Justice Alito, also dissenting in part, wrote that the administration’s attack was quite remarkable:
The United States suggests that a state law may be pre-empted, not because it conflicts with a federal statute or regulation, but because it is inconsistent with a federal agency’s current enforcement policies. Those priorities, however, are not law.
4. In American Tradition Partnership, Inc. v.

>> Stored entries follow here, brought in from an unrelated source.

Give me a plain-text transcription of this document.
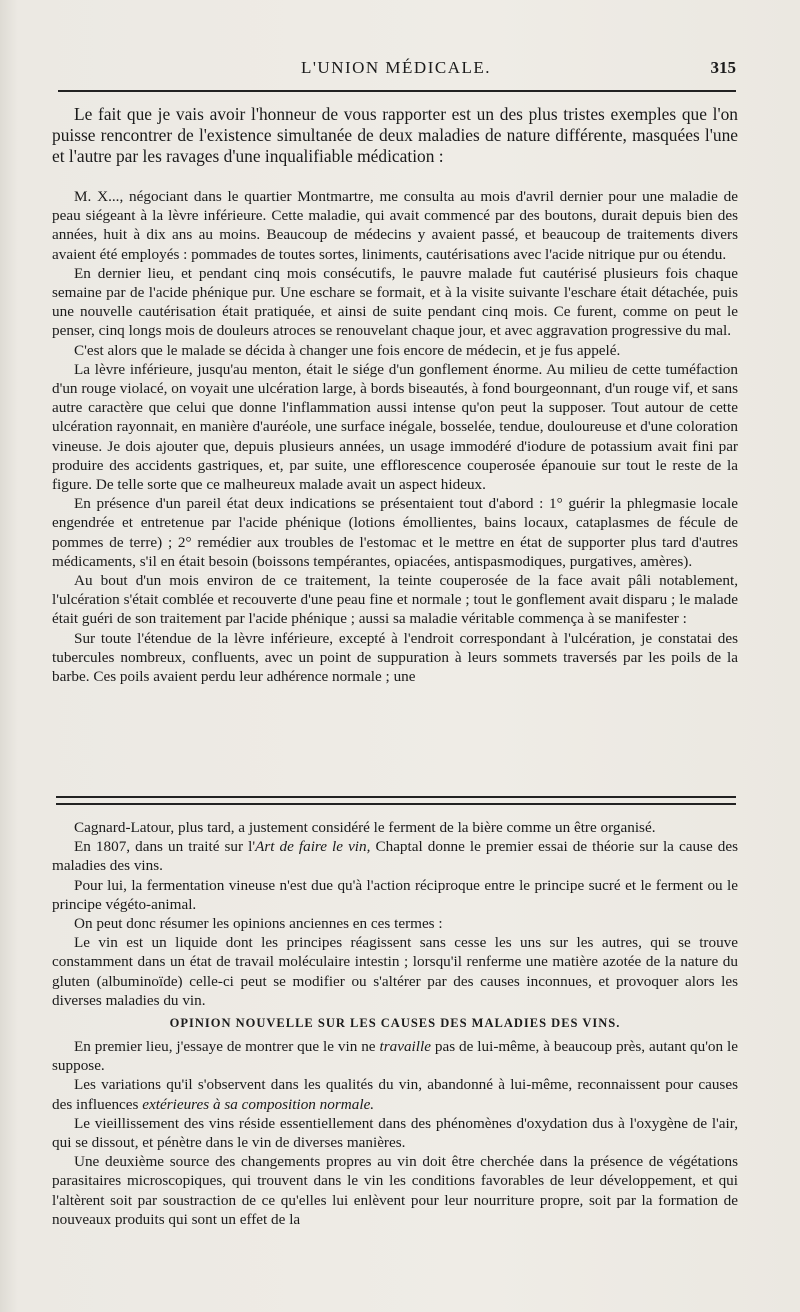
L'UNION MÉDICALE.	315

Le fait que je vais avoir l'honneur de vous rapporter est un des plus tristes exemples que l'on puisse rencontrer de l'existence simultanée de deux maladies de nature différente, masquées l'une et l'autre par les ravages d'une inqualifiable médication :

M. X..., négociant dans le quartier Montmartre, me consulta au mois d'avril dernier pour une maladie de peau siégeant à la lèvre inférieure. Cette maladie, qui avait commencé par des boutons, durait depuis bien des années, huit à dix ans au moins. Beaucoup de médecins y avaient passé, et beaucoup de traitements divers avaient été employés : pommades de toutes sortes, liniments, cautérisations avec l'acide nitrique pur ou étendu.

En dernier lieu, et pendant cinq mois consécutifs, le pauvre malade fut cautérisé plusieurs fois chaque semaine par de l'acide phénique pur. Une eschare se formait, et à la visite suivante l'eschare était détachée, puis une nouvelle cautérisation était pratiquée, et ainsi de suite pendant cinq mois. Ce furent, comme on peut le penser, cinq longs mois de douleurs atroces se renouvelant chaque jour, et avec aggravation progressive du mal.

C'est alors que le malade se décida à changer une fois encore de médecin, et je fus appelé.

La lèvre inférieure, jusqu'au menton, était le siége d'un gonflement énorme. Au milieu de cette tuméfaction d'un rouge violacé, on voyait une ulcération large, à bords biseautés, à fond bourgeonnant, d'un rouge vif, et sans autre caractère que celui que donne l'inflammation aussi intense qu'on peut la supposer. Tout autour de cette ulcération rayonnait, en manière d'auréole, une surface inégale, bosselée, tendue, douloureuse et d'une coloration vineuse. Je dois ajouter que, depuis plusieurs années, un usage immodéré d'iodure de potassium avait fini par produire des accidents gastriques, et, par suite, une efflorescence couperosée épanouie sur tout le reste de la figure. De telle sorte que ce malheureux malade avait un aspect hideux.

En présence d'un pareil état deux indications se présentaient tout d'abord : 1° guérir la phlegmasie locale engendrée et entretenue par l'acide phénique (lotions émollientes, bains locaux, cataplasmes de fécule de pommes de terre) ; 2° remédier aux troubles de l'estomac et le mettre en état de supporter plus tard d'autres médicaments, s'il en était besoin (boissons tempérantes, opiacées, antispasmodiques, purgatives, amères).

Au bout d'un mois environ de ce traitement, la teinte couperosée de la face avait pâli notablement, l'ulcération s'était comblée et recouverte d'une peau fine et normale ; tout le gonflement avait disparu ; le malade était guéri de son traitement par l'acide phénique ; aussi sa maladie véritable commença à se manifester :

Sur toute l'étendue de la lèvre inférieure, excepté à l'endroit correspondant à l'ulcération, je constatai des tubercules nombreux, confluents, avec un point de suppuration à leurs sommets traversés par les poils de la barbe. Ces poils avaient perdu leur adhérence normale ; une

Cagnard-Latour, plus tard, a justement considéré le ferment de la bière comme un être organisé.

En 1807, dans un traité sur l'Art de faire le vin, Chaptal donne le premier essai de théorie sur la cause des maladies des vins.

Pour lui, la fermentation vineuse n'est due qu'à l'action réciproque entre le principe sucré et le ferment ou le principe végéto-animal.

On peut donc résumer les opinions anciennes en ces termes :

Le vin est un liquide dont les principes réagissent sans cesse les uns sur les autres, qui se trouve constamment dans un état de travail moléculaire intestin ; lorsqu'il renferme une matière azotée de la nature du gluten (albuminoïde) celle-ci peut se modifier ou s'altérer par des causes inconnues, et provoquer alors les diverses maladies du vin.

OPINION NOUVELLE SUR LES CAUSES DES MALADIES DES VINS.

En premier lieu, j'essaye de montrer que le vin ne travaille pas de lui-même, à beaucoup près, autant qu'on le suppose.

Les variations qu'il s'observent dans les qualités du vin, abandonné à lui-même, reconnaissent pour causes des influences extérieures à sa composition normale.

Le vieillissement des vins réside essentiellement dans des phénomènes d'oxydation dus à l'oxygène de l'air, qui se dissout, et pénètre dans le vin de diverses manières.

Une deuxième source des changements propres au vin doit être cherchée dans la présence de végétations parasitaires microscopiques, qui trouvent dans le vin les conditions favorables de leur développement, et qui l'altèrent soit par soustraction de ce qu'elles lui enlèvent pour leur nourriture propre, soit par la formation de nouveaux produits qui sont un effet de la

Bullock, the Court, in an unsigned per curiam opinion, overturned a Montana statute that provided a “corporation may not make … an expenditure in connection with a candidate or a political committee that supports or opposes a candidate or a political party.” The Court noted that in Citizens United, it had struck down a similar federal law, holding that “political speech does not lose First Amendment protection simply because its source is a corporation.” Since Montana’s arguments had either already been rejected in Citizens United or failed to meaningfully distinguish that case, the Court issued its one-paragraph opinion disposing of the Montana law.
Justice Breyer along with Justices Ginsburg, Sotomayor, and Kagan, dissented on grounds they thought Citizens United was wrong and should be reconsidered based on “Montana’s experience, like considerable experience elsewhere since the Court’s decision,” which Justice Breyer thought “casts grave doubt” on Citizen’s United.
So the final score last week was 32-1, with only ObamaCare surviving. We do not know exactly what went on behind the scenes in that case, but there is something approaching a consensus that the majority opinion was a result-oriented piece of legal work that was hard to sustain on its legal merits. The “tax” argument upheld by the four liberal justices, joined (perhaps very belatedly) by Chief Justice Roberts, was “frankly … not a persuasive one” (Jeffrey Rosen in The New Republic), was a “twistification” whose “coherence” is easy to question (Jeffrey Toobin in The New Yorker), and was a “not very persuasive” opinion that was “illogical and overly clever.” (David Brooks on NPR, as quoted by John Fund).
Perhaps the ObamaCare decision was the result of the public campaign, spearheaded by President Obama, to threaten the Court with de-legitimization. A similar de-legitimization effort was initiated after the Court handed down Citizens United in 2010, starting with the president criticizing the justices sitting in front of him during his 2011 State of the Union address. Perhaps liberals thought that campaign could get one justice to switch his vote and overrule Citizens United when the American Tradition Partnership case arrived at the Court.
That effort did not succeed, but the one relating to ObamaCare may have been the key to how the Court ruled in that case. The chief justice has been roundly criticized for his weak ObamaCare opinion, but it bears emphasizing that it needed four other votes to prevail, and they were provided by the Court’s liberal bloc — a solid phalanx whose votes can be predicted with relative certainty even for a weak argument, and who deserve more attention than they have received for the results of last week.